In this review study conducted in 1398, 150 indexed articles from the past 15 years were used in the databases of ProQuest, Science Direct, Pubmed, Google Scholar and Scopus.

The results showed that vinasse is the most effective organic material for high-efficiency Biohydrogen production and dark fermentation hydrogen is the most promising biological hydrogen production method. Microbial species, reactor type, pH, temperature, substrate type and concentration, organic loading rate (OLR), hydraulic retention time (HRT), nitrogen, phosphate and iron concentrations are among the parameters influencing the process to maximize biohydrogen productivity and efficiency and concentration.

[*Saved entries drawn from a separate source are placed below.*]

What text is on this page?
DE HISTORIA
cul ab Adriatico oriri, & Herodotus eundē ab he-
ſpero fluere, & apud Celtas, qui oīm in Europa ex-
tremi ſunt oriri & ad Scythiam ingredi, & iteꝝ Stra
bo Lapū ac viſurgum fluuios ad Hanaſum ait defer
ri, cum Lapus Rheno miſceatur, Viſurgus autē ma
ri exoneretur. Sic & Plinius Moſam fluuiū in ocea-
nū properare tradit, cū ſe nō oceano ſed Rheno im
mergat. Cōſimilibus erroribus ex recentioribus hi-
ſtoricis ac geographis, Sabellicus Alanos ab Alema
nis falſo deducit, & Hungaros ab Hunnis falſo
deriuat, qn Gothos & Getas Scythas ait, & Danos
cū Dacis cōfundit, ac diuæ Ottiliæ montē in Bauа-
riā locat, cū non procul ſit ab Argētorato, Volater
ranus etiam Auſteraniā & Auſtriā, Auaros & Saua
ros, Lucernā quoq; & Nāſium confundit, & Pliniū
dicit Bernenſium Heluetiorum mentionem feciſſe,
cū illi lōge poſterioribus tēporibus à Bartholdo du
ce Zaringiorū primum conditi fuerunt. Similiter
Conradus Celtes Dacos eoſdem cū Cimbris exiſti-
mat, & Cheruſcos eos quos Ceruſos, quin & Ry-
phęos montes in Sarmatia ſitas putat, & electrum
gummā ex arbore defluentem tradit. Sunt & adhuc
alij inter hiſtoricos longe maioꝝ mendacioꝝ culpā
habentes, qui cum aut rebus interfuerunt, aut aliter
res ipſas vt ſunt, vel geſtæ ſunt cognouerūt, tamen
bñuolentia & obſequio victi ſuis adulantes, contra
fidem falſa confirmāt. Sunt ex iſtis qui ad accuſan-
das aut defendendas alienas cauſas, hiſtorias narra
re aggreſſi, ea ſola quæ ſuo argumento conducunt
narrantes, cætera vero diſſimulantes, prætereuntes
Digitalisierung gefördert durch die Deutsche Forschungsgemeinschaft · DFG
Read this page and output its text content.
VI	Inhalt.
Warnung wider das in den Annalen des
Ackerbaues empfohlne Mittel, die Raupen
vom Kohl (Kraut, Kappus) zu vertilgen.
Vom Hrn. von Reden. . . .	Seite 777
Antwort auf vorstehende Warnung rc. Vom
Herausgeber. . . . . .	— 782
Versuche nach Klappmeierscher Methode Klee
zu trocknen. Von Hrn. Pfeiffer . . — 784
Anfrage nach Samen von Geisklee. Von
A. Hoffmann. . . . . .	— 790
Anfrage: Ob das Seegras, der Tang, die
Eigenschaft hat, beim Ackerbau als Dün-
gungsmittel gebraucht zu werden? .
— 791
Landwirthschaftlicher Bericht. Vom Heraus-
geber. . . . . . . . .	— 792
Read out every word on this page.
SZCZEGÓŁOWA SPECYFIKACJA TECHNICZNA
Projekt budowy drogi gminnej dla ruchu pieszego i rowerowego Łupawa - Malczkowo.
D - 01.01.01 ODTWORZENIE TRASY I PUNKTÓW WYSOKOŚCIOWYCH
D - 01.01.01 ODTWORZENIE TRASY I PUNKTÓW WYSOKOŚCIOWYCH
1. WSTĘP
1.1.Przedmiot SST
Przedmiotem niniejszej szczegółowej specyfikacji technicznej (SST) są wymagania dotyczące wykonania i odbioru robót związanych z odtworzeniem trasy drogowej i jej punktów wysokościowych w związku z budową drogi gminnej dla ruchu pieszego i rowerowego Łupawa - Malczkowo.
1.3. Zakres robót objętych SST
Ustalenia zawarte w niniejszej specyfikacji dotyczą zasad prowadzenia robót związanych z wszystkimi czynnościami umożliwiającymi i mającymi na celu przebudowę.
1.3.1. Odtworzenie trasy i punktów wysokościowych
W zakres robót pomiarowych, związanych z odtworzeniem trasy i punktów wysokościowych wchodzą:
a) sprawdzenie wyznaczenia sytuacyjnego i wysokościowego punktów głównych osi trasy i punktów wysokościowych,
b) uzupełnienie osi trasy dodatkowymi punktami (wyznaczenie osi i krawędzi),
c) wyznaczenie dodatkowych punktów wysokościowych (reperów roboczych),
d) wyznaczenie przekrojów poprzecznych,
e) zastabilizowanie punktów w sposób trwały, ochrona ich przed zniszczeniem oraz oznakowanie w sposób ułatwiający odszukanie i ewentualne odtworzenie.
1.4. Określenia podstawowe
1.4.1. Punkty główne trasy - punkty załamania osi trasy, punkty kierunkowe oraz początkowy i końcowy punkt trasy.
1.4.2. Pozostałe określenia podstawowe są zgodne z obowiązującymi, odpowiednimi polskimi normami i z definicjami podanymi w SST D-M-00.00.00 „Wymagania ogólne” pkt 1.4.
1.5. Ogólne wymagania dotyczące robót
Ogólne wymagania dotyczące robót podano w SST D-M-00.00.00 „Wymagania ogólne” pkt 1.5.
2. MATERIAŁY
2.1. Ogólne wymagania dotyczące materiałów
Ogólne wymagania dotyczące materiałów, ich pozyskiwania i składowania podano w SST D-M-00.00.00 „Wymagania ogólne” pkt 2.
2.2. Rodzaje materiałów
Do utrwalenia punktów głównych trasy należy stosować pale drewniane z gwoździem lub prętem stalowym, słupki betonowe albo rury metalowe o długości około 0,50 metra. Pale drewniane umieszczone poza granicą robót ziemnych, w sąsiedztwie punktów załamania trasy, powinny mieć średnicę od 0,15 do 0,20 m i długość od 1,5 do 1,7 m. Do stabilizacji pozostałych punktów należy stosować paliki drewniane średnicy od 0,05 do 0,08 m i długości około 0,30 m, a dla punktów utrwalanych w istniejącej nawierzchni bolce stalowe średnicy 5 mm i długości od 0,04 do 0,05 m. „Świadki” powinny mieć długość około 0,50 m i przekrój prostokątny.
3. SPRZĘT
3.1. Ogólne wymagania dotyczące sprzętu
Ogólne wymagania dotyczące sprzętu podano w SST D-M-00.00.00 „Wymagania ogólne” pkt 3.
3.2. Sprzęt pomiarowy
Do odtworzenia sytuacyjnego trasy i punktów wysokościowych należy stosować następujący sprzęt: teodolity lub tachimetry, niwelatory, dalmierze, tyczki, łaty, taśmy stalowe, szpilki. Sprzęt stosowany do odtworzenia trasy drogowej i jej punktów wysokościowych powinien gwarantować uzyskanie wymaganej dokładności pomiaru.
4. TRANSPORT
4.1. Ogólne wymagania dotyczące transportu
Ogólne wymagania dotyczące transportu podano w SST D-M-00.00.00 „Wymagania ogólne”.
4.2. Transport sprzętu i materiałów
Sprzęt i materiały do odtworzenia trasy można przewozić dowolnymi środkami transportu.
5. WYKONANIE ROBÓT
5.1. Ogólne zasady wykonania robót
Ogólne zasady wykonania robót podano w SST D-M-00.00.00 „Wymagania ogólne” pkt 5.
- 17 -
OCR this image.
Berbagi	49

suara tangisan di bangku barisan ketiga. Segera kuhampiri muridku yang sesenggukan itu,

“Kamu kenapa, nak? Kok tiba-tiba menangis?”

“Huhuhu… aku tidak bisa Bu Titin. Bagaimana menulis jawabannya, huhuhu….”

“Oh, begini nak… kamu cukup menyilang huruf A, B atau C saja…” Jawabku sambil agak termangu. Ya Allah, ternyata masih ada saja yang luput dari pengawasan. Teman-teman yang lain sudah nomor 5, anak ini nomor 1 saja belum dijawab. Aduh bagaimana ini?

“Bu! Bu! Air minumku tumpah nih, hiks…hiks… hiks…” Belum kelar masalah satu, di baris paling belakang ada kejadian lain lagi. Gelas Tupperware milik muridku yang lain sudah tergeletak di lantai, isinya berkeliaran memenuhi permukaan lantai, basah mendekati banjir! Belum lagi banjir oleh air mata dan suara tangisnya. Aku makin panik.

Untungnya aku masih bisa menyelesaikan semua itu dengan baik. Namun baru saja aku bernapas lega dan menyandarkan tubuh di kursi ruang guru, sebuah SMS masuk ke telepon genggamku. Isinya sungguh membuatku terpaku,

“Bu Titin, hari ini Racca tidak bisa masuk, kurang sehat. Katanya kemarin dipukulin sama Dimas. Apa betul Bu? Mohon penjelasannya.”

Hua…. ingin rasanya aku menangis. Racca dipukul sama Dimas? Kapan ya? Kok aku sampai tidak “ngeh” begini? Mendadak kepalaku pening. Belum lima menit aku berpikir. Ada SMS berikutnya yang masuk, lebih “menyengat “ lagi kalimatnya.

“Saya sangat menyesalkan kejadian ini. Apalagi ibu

High volatile fatty acids are also a major inhibitor of Biohydrogen production.

Compared to the thermal energy content of methane, ethanol and gasoline, hydrogen thermal energy is high (142 kj/g) and water is the only by-product of hydrogen burning. Anaerobic treatment is the most effective way to reduce the pollution of Vinasse. In addition to reducing environmental pollution, the economical result of Biohydrogen production as a clean energy source is that by optimizing the operating conditions of the process we can achieve maximum efficiency and productivity of Biohydrogen production.